If you have the time to help me with my understanding then I would appreciate it.
I'm looking at wikipedia's formal definition, which says that for x to be computable, you need to provide a function from naturals to integers such that if you pick a denominator of a fraction (n), this function can give the numerator such that (f(n)-1)/n and (f(n)+1)/n end up straddling the value which is computable.
So, for an integer N, you make f(x) = xN then (f(n)-1)/n = N-(1/n) and (f(n)+1)/n = N+(1/n).
Therefore, for any integer N, it is computable.
Now, what is stopping me from doing something similar with a real?
If I say: f(x) = floor(xN)
Now (f(n)-1)/n = floor(n*N)-(1/n)
It is at this point where I realise I need to go to bed and sleep. If you see this and have the time to explain to me where it falls apart with reals, then I will be most happy. To be clear - I'm quite sure I am wrong, and this isn't me being passive aggressive about it.
> Therefore, for any integer N, it is computable.
> If I say: f(x) = floor(xN)
For many definitions of a real, it's not at all clear whether you can compute this f(x). The ability to compute f already amounts to being able to approximate f arbitrarily well. For example, for Chaitin's number, you cannot compute your f() except for a few small values of N.
I still don't think it has properly clicked, because the function "f(x) = xN" still needs me to know what N is - despite it being an integer.
For example, let's suppose that you manage to have a conversation with God and you discover that BB(100) has the value of 42, and Chaitlin's number is 1/2.
Does Chaitlin's number suddenly become computable? My intuition is that it remains uncomputable, but maybe my intuition is wrong... I guess by the definition, it is computable, but you can't prove it.
I'm also struggling with the reciprocal of BB(100). This is rational, so maybe it too is computable.
I guess I am struggling with the lack of a constructive proof and what that means - it is like we are saying "there exists an algorithm to do X, but the algorithm can't be known", and maybe that is the core of me being wrong - we can prove that such an algorithm exists, and so 1/BB(100) is computable just like BB(100) is computable 0 but every time I write this down, I still can't see how this logic doesn't also break down with actually non-computable numbers. e.g. "There is a function f(x) which returns an integer, I can't tell you what the integer is, but it is the one that results in showing that Chaitlin's number is computable"
Anyway, if you notice this and do reply, then very much thank you - and apologies if your reply goes unread
You wouldn't be able to express BB(100) explicitly.
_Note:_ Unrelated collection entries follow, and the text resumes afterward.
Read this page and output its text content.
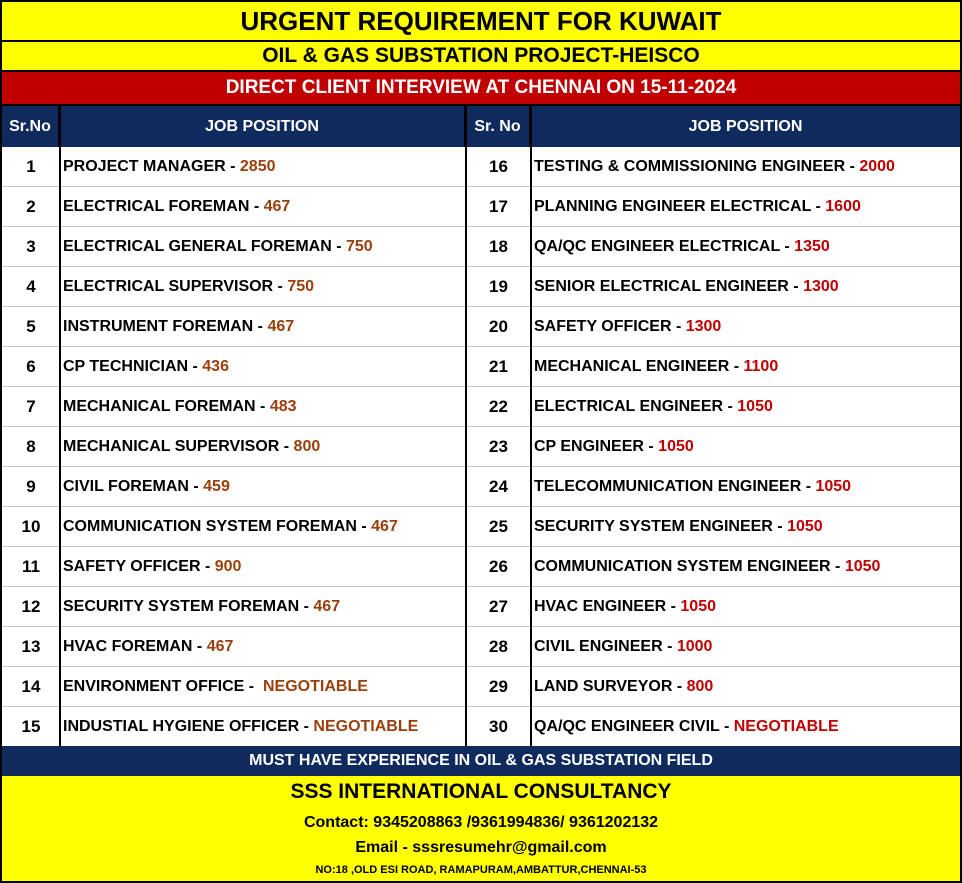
URGENT REQUIREMENT FOR KUWAIT
OIL & GAS SUBSTATION PROJECT-HEISCO
DIRECT CLIENT INTERVIEW AT CHENNAI ON 15-11-2024
Sr.No	JOB POSITION	Sr. No	JOB POSITION
1	PROJECT MANAGER - 2850	16	TESTING & COMMISSIONING ENGINEER - 2000
2	ELECTRICAL FOREMAN - 467	17	PLANNING ENGINEER ELECTRICAL - 1600
3	ELECTRICAL GENERAL FOREMAN - 750	18	QA/QC ENGINEER ELECTRICAL - 1350
4	ELECTRICAL SUPERVISOR - 750	19	SENIOR ELECTRICAL ENGINEER - 1300
5	INSTRUMENT FOREMAN - 467	20	SAFETY OFFICER - 1300
6	CP TECHNICIAN - 436	21	MECHANICAL ENGINEER - 1100
7	MECHANICAL FOREMAN - 483	22	ELECTRICAL ENGINEER - 1050
8	MECHANICAL SUPERVISOR - 800	23	CP ENGINEER - 1050
9	CIVIL FOREMAN - 459	24	TELECOMMUNICATION ENGINEER - 1050
10	COMMUNICATION SYSTEM FOREMAN - 467	25	SECURITY SYSTEM ENGINEER - 1050
11	SAFETY OFFICER - 900	26	COMMUNICATION SYSTEM ENGINEER - 1050
12	SECURITY SYSTEM FOREMAN - 467	27	HVAC ENGINEER - 1050
13	HVAC FOREMAN - 467	28	CIVIL ENGINEER - 1000
14	ENVIRONMENT OFFICE - NEGOTIABLE	29	LAND SURVEYOR - 800
15	INDUSTIAL HYGIENE OFFICER - NEGOTIABLE	30	QA/QC ENGINEER CIVIL - NEGOTIABLE
MUST HAVE EXPERIENCE IN OIL & GAS SUBSTATION FIELD
SSS INTERNATIONAL CONSULTANCY
Contact: 9345208863 /9361994836/ 9361202132
Email - sssresumehr@gmail.com
NO:18 ,OLD ESI ROAD, RAMAPURAM,AMBATTUR,CHENNAI-53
My article is about a lower bound on the much smaller BB(63), and it's already very hard to give a sense of how large that is. Go would of course be able to give you the 100 bit program for it.
> Chaitlin's number is 1/2
We know that Chaitin's number is not computable. So it cannot be 1/2. It has an infinite binary expansion of which we can only ever compute a fixed number of bits.
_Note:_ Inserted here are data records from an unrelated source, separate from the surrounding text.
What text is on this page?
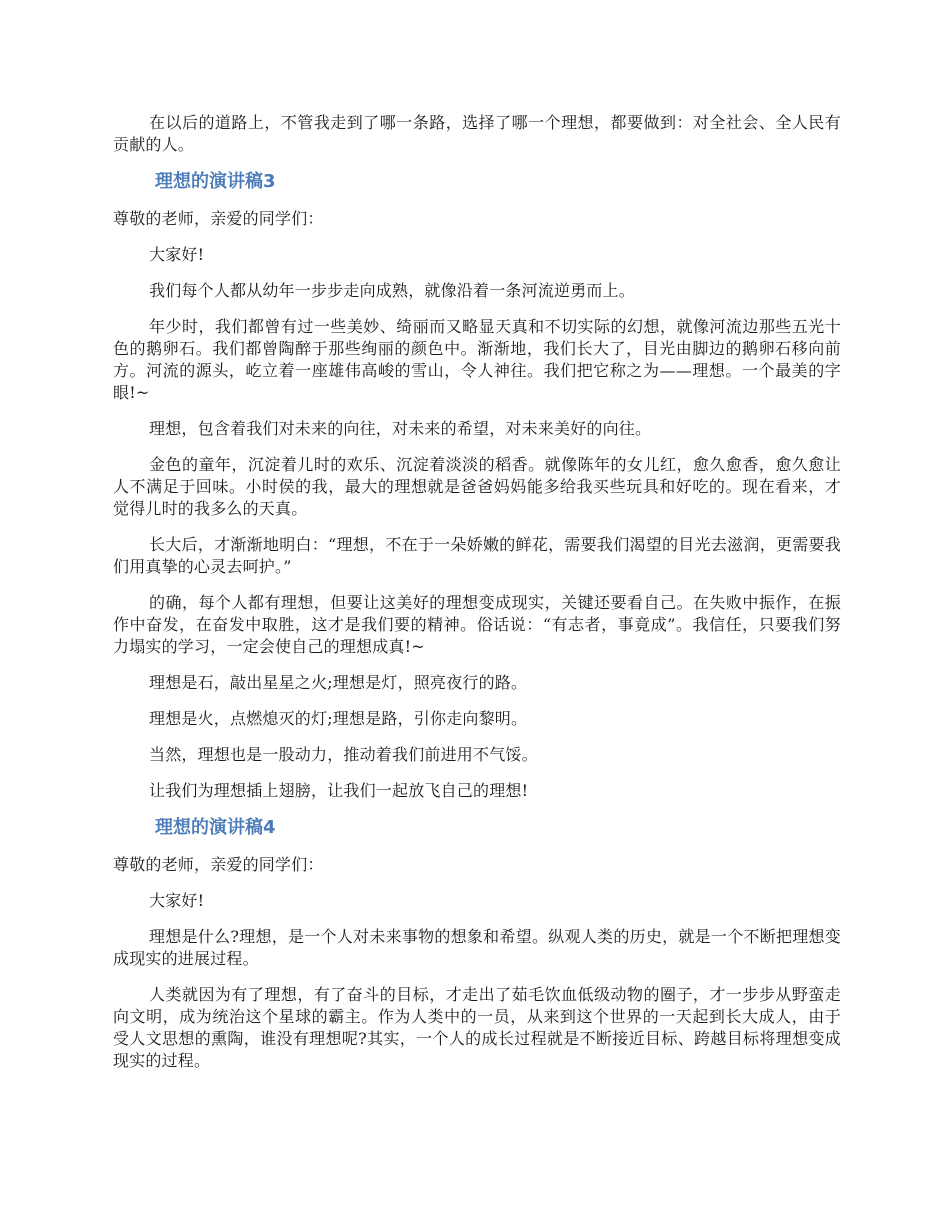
在以后的道路上，不管我走到了哪一条路，选择了哪一个理想，都要做到：对全社会、全人民有贡献的人。

理想的演讲稿3

尊敬的老师，亲爱的同学们：

大家好!

我们每个人都从幼年一步步走向成熟，就像沿着一条河流逆勇而上。

年少时，我们都曾有过一些美妙、绮丽而又略显天真和不切实际的幻想，就像河流边那些五光十色的鹅卵石。我们都曾陶醉于那些绚丽的颜色中。渐渐地，我们长大了，目光由脚边的鹅卵石移向前方。河流的源头，屹立着一座雄伟高峻的雪山，令人神往。我们把它称之为——理想。一个最美的字眼!~

理想，包含着我们对未来的向往，对未来的希望，对未来美好的向往。

金色的童年，沉淀着儿时的欢乐、沉淀着淡淡的稻香。就像陈年的女儿红，愈久愈香，愈久愈让人不满足于回味。小时侯的我，最大的理想就是爸爸妈妈能多给我买些玩具和好吃的。现在看来，才觉得儿时的我多么的天真。

长大后，才渐渐地明白：“理想，不在于一朵娇嫩的鲜花，需要我们渴望的目光去滋润，更需要我们用真挚的心灵去呵护。”

的确，每个人都有理想，但要让这美好的理想变成现实，关键还要看自己。在失败中振作，在振作中奋发，在奋发中取胜，这才是我们要的精神。俗话说：“有志者，事竟成”。我信任，只要我们努力塌实的学习，一定会使自己的理想成真!~

理想是石，敲出星星之火;理想是灯，照亮夜行的路。

理想是火，点燃熄灭的灯;理想是路，引你走向黎明。

当然，理想也是一股动力，推动着我们前进用不气馁。

让我们为理想插上翅膀，让我们一起放飞自己的理想!

理想的演讲稿4

尊敬的老师，亲爱的同学们：

大家好!

理想是什么?理想，是一个人对未来事物的想象和希望。纵观人类的历史，就是一个不断把理想变成现实的进展过程。

人类就因为有了理想，有了奋斗的目标，才走出了茹毛饮血低级动物的圈子，才一步步从野蛮走向文明，成为统治这个星球的霸主。作为人类中的一员，从来到这个世界的一天起到长大成人，由于受人文思想的熏陶，谁没有理想呢?其实，一个人的成长过程就是不断接近目标、跨越目标将理想变成现实的过程。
> I guess by the definition, it is computable
It's not.
> I'm also struggling with the reciprocal of BB(100). This is rational, so maybe it too is computable.
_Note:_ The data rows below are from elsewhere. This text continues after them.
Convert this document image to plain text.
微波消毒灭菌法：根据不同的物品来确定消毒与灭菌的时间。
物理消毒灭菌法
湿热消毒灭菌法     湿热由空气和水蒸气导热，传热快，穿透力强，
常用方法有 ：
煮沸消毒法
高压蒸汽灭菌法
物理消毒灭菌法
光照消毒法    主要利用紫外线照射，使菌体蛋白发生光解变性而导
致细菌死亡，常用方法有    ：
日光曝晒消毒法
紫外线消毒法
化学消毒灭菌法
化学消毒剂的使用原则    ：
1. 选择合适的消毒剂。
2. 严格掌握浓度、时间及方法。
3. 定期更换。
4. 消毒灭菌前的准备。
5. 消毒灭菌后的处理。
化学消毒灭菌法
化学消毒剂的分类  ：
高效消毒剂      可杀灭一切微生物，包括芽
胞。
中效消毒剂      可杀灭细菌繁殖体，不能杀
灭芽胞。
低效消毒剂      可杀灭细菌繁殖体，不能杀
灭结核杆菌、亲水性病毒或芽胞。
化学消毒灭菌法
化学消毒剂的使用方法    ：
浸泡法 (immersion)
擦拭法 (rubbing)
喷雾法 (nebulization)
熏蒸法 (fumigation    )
A number x is computable if-and-only-if its reciprocal is. Any fixed integer, like N=BB(100) is computable (with the trivial program print N), and therefore so is its reciprocal. What is not computable is the function BB(.)
> there exists an algorithm to do X
What is X ?
If you want to discuss this further, please just send your reply by email.
An uncomputable number can not be expressed as a finite sequence of digits in any computable base. So Chaitin's constant must consist of an infinite number of digits regardless of what base you choose, so long as the base is computable.
So "God" or an oracle can never actually produce Chaitin's constant in any finite representation, all an oracle can do is behave as a function where you give it an integer N, and it returns the N'th digit of Chaitin's constant.